Cosmetic mogul Charles Wang looses his millions, his home, and his company in the 2008 economic crash. He gathers his distant family members for a road-trip from LA to outstate New York to crash in his eldest daughter’s farmhouse in this family road trip/ wealth teardown/ immigrant story by Jade Chang.
I’m not sure I’ve ever read a riches-to-rags story. Throughout WvtW, various Wang family members detail brand names, fancy friends, and prestigious institutions that they can no longer access because they are suddenly poor. And it was impossible for me to care. Empathizing with a family of millionaires is hard enough, but most of the members of this family are conceited or blind to their privilege. What Chang handles brilliantly is the slow shift from wealthy people mourning over their wealth, to a relateable family taking stock of what is left when it all crashes down.
“She said the only true thing I’ve ever heard anyone say about their mom dying. . . We were trying to joke about it, because that’s what nobody else ever does, right? And then she looked up at me, and said, ‘That bitch just keeps on dying.’”

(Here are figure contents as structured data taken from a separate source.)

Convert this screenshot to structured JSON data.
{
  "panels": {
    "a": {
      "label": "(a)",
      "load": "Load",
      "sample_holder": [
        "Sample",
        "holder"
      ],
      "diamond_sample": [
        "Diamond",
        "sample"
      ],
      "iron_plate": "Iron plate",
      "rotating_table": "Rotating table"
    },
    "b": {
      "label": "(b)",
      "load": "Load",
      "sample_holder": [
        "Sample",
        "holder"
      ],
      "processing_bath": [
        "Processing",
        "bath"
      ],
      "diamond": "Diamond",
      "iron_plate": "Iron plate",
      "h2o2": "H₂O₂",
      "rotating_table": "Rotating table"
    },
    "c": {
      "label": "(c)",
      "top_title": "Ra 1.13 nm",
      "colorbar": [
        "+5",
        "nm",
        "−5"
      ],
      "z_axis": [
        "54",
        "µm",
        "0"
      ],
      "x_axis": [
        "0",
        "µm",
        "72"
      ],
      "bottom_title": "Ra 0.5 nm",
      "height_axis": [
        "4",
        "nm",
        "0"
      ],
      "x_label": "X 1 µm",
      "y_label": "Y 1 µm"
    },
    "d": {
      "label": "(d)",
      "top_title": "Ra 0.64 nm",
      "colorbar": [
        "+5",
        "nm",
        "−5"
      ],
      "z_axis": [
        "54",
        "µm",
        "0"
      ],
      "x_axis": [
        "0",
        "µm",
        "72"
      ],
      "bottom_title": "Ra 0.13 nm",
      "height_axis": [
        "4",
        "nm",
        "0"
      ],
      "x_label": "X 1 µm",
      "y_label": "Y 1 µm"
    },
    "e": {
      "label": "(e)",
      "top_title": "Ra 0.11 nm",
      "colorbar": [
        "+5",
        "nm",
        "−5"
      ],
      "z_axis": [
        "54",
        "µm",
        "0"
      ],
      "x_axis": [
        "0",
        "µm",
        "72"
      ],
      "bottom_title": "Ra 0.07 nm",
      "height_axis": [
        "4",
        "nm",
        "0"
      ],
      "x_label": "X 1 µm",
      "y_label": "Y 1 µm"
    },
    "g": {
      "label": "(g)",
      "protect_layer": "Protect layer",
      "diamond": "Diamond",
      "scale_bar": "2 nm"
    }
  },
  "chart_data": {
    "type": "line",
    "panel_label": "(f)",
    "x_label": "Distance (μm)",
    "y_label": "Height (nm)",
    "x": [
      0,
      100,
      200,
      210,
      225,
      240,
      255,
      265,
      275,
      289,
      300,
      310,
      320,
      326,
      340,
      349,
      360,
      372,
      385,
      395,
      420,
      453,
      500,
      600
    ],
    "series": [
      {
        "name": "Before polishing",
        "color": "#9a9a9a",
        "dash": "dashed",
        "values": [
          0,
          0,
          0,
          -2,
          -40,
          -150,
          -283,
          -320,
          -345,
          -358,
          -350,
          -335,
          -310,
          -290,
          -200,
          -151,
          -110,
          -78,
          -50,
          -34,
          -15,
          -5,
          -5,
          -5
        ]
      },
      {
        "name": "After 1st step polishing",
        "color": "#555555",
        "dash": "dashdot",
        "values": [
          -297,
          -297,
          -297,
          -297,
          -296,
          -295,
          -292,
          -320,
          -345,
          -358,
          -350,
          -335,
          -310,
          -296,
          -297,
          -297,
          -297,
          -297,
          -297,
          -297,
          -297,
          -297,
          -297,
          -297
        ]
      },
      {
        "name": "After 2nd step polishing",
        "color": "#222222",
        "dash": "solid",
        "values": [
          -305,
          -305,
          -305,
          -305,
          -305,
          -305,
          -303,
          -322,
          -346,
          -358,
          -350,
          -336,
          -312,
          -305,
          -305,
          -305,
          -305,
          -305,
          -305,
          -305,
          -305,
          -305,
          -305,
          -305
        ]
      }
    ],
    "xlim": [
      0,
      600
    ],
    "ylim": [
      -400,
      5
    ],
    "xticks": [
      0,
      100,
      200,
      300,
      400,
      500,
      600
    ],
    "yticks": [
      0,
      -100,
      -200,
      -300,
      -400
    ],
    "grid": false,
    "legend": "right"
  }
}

Charles’ self-confidence and determination shift from obnoxious to inspiring. His wife Barbara, who initially seems like a gold-digger, realizes she really does love Charles. The teen and adult children struggle to find their identity when they are no longer rich or famous. The Wangs, who loose everything and must start over, emphasize the struggle of early-generation immigrants even as they challenge common stereotypes. While their struggles are inextricable from the immigrant experience, the themes of identity, purpose, risk, and home are universal and really make this book stand out.
“As many Chinas as there were, there were that many Charleses as well. Every immigrant is the person he might have been and the person he is, and his homeland is at once the place it would have been to him from the inside and the place it must be to him from the outside.”